Signing DKMS modules #11
Description
Since the version 5.4, Linux kernel has lockdown enabled by default when SecureBoot is enabled. Therefore, we have to sign all modules to successfully boot the system. There are plenty of tutorials how to do it with MOK keys and mokutils; however, virtually none of the blogposts and tutorials mention the need to use Shim to provide MOK key validation wrapper in EFI.
When using the SecureBoot in the user mode, we do not need MOK, we just need to sign the modules using DB keys the Sicherboot generates. Therefore, there should be a hook to do this automatically for the modules of the installed kernels.
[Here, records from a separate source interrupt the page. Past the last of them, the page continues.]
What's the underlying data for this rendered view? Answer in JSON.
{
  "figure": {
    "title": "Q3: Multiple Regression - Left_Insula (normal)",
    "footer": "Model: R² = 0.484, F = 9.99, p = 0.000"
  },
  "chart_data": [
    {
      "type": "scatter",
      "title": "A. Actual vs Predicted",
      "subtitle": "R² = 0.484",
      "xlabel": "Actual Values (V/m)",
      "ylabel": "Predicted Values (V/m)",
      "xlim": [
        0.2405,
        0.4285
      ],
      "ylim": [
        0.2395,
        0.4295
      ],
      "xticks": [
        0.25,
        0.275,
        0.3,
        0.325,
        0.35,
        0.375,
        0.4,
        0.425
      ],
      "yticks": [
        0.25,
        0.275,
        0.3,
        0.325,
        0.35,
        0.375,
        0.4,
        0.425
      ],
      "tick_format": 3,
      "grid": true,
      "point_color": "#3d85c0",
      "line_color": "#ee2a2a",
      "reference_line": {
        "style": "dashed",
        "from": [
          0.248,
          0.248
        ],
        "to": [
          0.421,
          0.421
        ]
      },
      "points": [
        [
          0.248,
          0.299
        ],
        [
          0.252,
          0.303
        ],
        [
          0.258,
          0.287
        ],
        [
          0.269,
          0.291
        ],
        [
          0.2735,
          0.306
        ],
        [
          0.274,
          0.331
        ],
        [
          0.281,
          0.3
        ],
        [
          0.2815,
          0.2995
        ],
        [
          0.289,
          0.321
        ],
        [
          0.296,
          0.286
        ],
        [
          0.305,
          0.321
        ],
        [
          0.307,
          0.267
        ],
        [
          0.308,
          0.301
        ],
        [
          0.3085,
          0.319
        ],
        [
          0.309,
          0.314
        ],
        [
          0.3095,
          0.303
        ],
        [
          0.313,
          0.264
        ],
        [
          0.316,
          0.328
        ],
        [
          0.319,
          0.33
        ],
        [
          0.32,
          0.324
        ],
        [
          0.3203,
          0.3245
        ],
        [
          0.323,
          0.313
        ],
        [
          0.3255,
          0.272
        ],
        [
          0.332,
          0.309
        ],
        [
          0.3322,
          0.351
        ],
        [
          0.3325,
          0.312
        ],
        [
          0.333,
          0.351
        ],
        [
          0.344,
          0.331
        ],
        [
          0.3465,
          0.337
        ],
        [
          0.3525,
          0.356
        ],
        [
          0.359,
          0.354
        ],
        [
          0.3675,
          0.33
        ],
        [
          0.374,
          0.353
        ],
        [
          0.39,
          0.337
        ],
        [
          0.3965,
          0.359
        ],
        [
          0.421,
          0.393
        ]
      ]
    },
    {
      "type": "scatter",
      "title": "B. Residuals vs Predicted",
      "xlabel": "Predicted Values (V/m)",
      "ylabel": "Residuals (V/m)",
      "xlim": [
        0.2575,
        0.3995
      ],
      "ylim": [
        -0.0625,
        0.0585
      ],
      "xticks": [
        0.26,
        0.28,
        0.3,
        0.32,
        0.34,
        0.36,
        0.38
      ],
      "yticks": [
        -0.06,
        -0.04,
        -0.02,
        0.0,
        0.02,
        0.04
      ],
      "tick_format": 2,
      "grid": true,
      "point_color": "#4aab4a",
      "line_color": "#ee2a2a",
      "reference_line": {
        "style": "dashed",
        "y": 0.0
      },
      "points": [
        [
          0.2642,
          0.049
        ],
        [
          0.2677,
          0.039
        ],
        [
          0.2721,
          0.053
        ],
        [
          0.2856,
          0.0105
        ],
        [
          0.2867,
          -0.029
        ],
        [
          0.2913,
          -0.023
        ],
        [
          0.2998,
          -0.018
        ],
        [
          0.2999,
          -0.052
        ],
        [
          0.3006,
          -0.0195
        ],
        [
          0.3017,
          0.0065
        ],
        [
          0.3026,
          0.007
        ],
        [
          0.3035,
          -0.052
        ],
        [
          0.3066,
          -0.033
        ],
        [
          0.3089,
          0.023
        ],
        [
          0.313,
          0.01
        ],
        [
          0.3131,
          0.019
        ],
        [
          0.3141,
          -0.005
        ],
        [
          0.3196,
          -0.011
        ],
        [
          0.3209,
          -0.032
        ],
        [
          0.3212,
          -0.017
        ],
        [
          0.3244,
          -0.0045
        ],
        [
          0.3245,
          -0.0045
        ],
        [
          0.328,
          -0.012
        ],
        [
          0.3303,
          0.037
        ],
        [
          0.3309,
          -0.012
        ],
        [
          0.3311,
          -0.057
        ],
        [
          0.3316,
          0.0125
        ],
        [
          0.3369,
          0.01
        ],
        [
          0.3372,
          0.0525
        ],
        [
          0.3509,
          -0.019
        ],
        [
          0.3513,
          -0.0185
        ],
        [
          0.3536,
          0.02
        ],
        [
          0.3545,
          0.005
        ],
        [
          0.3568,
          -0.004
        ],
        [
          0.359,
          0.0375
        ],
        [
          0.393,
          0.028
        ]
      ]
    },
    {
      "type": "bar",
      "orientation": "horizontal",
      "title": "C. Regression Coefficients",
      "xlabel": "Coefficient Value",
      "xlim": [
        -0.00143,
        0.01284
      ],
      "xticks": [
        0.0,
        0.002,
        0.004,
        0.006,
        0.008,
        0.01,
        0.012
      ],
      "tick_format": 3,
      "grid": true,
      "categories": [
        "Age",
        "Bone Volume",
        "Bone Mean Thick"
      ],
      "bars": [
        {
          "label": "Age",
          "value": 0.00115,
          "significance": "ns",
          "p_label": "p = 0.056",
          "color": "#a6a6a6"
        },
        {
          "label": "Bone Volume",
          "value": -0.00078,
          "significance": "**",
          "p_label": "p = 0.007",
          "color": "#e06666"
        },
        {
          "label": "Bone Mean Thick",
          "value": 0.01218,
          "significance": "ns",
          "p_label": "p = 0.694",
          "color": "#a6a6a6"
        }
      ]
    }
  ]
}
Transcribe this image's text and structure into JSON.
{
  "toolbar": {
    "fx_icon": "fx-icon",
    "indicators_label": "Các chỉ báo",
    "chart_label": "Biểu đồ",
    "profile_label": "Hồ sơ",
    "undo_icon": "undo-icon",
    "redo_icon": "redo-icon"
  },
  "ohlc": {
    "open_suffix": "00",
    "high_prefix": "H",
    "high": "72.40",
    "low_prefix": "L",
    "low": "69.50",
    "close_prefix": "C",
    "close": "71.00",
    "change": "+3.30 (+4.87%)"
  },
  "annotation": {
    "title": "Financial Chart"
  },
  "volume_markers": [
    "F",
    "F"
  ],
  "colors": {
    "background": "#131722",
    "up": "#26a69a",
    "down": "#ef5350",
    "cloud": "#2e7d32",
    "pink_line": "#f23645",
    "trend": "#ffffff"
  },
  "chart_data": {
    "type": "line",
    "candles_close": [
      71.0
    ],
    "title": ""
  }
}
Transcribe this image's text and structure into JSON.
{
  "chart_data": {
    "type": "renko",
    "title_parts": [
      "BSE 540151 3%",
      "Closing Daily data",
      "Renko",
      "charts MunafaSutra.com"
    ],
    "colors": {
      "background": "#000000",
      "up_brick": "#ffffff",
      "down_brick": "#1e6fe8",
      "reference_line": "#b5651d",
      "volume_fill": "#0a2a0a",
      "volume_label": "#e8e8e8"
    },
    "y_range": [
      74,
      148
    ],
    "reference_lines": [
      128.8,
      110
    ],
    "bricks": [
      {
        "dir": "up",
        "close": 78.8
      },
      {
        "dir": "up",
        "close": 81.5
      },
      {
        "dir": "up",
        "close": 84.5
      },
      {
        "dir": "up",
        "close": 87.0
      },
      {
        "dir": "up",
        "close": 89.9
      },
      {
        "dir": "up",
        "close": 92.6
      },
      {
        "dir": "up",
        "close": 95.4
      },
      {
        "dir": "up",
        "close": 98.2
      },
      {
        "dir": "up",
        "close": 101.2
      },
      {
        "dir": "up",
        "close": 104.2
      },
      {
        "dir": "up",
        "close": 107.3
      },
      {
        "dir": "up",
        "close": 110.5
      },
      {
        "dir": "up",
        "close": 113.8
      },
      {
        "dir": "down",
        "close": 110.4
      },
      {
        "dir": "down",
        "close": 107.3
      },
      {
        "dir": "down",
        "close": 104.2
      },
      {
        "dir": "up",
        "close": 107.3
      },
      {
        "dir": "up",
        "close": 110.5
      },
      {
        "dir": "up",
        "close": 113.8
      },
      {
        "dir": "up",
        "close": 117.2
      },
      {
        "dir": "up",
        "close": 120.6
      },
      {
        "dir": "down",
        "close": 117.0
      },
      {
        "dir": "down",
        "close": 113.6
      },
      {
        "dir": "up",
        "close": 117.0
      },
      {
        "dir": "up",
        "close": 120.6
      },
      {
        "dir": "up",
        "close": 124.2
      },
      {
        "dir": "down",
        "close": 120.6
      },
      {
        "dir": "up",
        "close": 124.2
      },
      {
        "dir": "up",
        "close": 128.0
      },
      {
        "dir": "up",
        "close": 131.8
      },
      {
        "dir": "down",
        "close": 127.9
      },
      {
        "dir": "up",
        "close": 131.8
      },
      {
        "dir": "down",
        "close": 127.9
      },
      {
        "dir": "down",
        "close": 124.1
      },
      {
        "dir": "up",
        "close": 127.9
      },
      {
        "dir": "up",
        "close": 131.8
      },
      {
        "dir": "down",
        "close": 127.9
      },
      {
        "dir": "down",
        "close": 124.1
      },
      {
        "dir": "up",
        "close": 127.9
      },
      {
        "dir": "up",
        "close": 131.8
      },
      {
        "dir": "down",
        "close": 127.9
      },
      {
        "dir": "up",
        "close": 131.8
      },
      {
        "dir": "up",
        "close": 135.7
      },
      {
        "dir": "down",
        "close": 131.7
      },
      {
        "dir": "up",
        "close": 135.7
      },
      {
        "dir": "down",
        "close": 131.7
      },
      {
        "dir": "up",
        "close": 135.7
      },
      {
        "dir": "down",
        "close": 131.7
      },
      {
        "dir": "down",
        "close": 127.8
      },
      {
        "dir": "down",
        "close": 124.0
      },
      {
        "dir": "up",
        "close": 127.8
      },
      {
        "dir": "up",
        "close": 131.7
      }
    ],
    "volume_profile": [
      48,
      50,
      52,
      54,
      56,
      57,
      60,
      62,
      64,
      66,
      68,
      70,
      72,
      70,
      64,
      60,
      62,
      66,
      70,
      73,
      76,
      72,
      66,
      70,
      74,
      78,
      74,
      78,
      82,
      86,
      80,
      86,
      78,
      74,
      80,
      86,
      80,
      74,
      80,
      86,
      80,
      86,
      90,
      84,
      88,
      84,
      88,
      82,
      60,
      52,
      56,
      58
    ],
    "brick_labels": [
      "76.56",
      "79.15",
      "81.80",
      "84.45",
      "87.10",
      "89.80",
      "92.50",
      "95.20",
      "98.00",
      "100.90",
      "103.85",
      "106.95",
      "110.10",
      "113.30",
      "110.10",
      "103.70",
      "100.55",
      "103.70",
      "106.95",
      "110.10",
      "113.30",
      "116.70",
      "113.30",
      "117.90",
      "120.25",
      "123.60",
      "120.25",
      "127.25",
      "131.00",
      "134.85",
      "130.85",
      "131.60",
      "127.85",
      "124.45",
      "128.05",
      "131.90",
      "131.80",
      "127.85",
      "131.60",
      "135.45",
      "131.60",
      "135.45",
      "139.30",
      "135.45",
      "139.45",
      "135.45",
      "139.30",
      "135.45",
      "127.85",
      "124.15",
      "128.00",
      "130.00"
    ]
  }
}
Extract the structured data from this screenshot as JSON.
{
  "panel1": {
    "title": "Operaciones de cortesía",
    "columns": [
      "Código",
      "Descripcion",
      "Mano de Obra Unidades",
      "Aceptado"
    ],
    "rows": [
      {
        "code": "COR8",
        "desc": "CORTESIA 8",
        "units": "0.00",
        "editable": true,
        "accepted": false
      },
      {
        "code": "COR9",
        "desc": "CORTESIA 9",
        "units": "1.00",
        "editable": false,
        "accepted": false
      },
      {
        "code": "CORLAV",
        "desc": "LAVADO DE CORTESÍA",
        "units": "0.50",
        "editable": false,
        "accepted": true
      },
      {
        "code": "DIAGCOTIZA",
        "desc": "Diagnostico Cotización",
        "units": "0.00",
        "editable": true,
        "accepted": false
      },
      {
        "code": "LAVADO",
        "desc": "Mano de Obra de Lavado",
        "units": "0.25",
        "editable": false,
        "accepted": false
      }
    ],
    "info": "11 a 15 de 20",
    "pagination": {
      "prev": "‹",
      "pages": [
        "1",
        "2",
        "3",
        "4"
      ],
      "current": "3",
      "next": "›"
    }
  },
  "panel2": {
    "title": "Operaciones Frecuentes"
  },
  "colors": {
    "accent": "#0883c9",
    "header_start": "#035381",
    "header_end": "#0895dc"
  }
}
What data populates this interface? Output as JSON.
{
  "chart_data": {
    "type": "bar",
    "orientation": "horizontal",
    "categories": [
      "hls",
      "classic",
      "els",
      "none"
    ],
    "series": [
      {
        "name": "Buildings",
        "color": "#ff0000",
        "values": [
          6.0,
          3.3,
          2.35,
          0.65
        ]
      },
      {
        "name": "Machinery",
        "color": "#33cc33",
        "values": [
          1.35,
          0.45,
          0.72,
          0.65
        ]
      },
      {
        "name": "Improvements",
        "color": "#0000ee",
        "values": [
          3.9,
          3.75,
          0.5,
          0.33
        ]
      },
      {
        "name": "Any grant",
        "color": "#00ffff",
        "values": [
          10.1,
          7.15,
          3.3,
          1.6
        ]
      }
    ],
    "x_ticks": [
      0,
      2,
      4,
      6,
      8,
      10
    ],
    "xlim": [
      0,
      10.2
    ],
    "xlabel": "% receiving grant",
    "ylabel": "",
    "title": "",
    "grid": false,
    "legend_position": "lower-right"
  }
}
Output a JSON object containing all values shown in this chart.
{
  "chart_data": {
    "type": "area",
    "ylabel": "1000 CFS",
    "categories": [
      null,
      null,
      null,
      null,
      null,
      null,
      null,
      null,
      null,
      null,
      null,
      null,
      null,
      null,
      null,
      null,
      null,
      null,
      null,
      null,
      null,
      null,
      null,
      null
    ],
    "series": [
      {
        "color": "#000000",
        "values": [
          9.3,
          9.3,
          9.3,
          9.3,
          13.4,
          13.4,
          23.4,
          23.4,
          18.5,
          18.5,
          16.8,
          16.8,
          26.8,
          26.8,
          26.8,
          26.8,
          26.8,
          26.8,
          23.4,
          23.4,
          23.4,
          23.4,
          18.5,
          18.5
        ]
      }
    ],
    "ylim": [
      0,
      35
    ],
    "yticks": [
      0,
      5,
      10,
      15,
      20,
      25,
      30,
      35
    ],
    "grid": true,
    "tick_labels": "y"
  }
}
I tried this for Virtualbox modules built by DKMS in Debian, and it seems to work just fine. I used the following script:
#!/bin/sh -e
# /etc/kernel/postinst.d/dkms-sign-modules
version="$1"
module_dir="/lib/modules/$version/updates/dkms"
sign_file="/lib/modules/$version/build/scripts/sign-file"
if [ -z "$version" ]
then
echo "Usage: $0 version" >&2
exit 1
fi
if ! [ -x "$sign_file" ]
then
echo "Missing sign_file binary: $sign_file" >&2
exit 1
fi
echo "" >&2
echo "Signing DKMS kernel modules ..." >&2
echo "Using $sign_file" >&2
find "$module_dir" -type f -name "*.ko" \
-fprint /dev/stderr \
-exec "$sign_file" sha256 /etc/sicherboot/keys/db.key /etc/sicherboot/keys/db.cer '{}' \;
echo "Signing DKMS kernel modules ... done." >&2
echo "" >&2This script is wrong, untested, and probably does the signing in the wrong place. But it does the trick.